Redécouverte de ce superbe film d'un réalisateur que j'adore. John Boorman parvient à recréer l'atmosphère magique et mystique de la légende arthurienne avec une esthétique saisissante - en s'appuyant sur les écrits de Thomas Malory, il y ajoute sa propre interprétation et des éléments visuels assez épatants pour l'époque. Le réalisateur de Delivrance a vraiment su, tout comme Verhoeven dans La Chair et le Sang à doser savamment la beauté de l'histoire et du récit avec l'aspect glauque et brut de la période médiévale, dont s'inspirera avec une extrême lourdeur la série Game of Thrones.

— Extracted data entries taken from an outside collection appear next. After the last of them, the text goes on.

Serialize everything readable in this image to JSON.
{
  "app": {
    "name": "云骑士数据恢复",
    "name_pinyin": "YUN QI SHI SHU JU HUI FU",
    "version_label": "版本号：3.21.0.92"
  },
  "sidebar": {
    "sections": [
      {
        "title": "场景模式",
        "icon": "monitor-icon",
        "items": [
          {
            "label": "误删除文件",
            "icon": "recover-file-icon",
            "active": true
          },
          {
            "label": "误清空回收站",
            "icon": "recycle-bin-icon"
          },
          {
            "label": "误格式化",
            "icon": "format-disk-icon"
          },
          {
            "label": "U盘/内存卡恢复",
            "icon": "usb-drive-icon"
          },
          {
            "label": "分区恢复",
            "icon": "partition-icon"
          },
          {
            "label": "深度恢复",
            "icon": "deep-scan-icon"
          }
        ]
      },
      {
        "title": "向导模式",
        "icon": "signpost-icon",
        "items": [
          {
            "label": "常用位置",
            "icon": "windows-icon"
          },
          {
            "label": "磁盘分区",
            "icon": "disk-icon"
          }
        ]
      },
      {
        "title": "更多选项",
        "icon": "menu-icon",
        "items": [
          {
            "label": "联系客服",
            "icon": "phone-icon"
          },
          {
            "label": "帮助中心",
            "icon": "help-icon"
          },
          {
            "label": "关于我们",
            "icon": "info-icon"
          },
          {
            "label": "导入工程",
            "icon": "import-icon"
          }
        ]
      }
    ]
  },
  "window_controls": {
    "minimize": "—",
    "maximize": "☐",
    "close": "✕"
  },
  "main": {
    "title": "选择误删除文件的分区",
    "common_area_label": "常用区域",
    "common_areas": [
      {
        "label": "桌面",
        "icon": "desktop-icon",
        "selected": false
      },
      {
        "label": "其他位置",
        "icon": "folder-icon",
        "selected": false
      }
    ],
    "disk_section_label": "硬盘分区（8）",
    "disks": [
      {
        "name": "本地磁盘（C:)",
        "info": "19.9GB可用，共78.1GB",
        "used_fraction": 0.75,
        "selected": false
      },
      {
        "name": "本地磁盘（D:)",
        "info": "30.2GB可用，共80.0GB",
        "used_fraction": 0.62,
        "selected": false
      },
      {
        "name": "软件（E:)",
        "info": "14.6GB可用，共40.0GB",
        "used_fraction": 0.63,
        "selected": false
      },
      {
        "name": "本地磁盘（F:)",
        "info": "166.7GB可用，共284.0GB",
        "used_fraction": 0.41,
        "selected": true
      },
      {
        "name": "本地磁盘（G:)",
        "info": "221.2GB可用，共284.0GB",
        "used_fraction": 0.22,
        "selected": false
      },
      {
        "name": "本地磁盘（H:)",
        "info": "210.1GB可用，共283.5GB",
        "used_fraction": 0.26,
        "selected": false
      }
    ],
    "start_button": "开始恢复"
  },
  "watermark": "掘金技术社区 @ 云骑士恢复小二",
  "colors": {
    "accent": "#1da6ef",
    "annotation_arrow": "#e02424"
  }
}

En effet, rappelons qu'il s'agit de l'histoire d'un souverain - le roi Uther Pendragon - qui célèbre une trêve après des conflits avec le seigneur voisin. Lors d'une fête, ce dernier, influencé par l'alcool et la convoitise, ordonne à sa femme, Ygraine, de danser de manière suggestive devant le roi. Consumé par la jalousie, le roi exige alors d'avoir Ygraine, déclenchant ainsi de nouveaux conflits. Merlin l'enchanteur, accepte de satisfaire les désirs du roi en échange de l'enfant issu de cette union. À la naissance d'Arthur, Merlin l'emmène loin d'Uther pour le préparer à son destin royal. Cette légende illustre l'appétit charnel de Uther Pendragon et la manipulation de Merlin pour façonner le futur roi Arthur.


Une histoire servie par une très belle mise en scène mettant en avant une histoire forte d'enseignements : le pragmatisme contre l'orgueil, le rôle du dirigeant et son devoir envers son peuple, ainsi que la connexion avec la terre et son essor grâce à une gestion sage. Le film et sa légende abordent également le rapport entre la raison et le sacré chez les hommes de pouvoir.


Ce qui fascine évidemment, c'est l'aura autour de l'Excalibur, l'épée légendaire, qui confère à son détenteur un pouvoir magique, à condition qu'il en soit digne. Dépouillée de ses ornements, Excalibur pourrait incarner la sagesse d'un bon souverain, la générosité et le sacrifice au nom du bien commun. On peut établir une analogie entre Uther Pendragon, qui gouverne principalement par la force, et des rois comme Louis XIV, tandis qu'Arthur règne par la sagesse, sans nécessairement brandir l'épée, pour le bien-être de ses sujets, tel Louis XI ou Henri IV.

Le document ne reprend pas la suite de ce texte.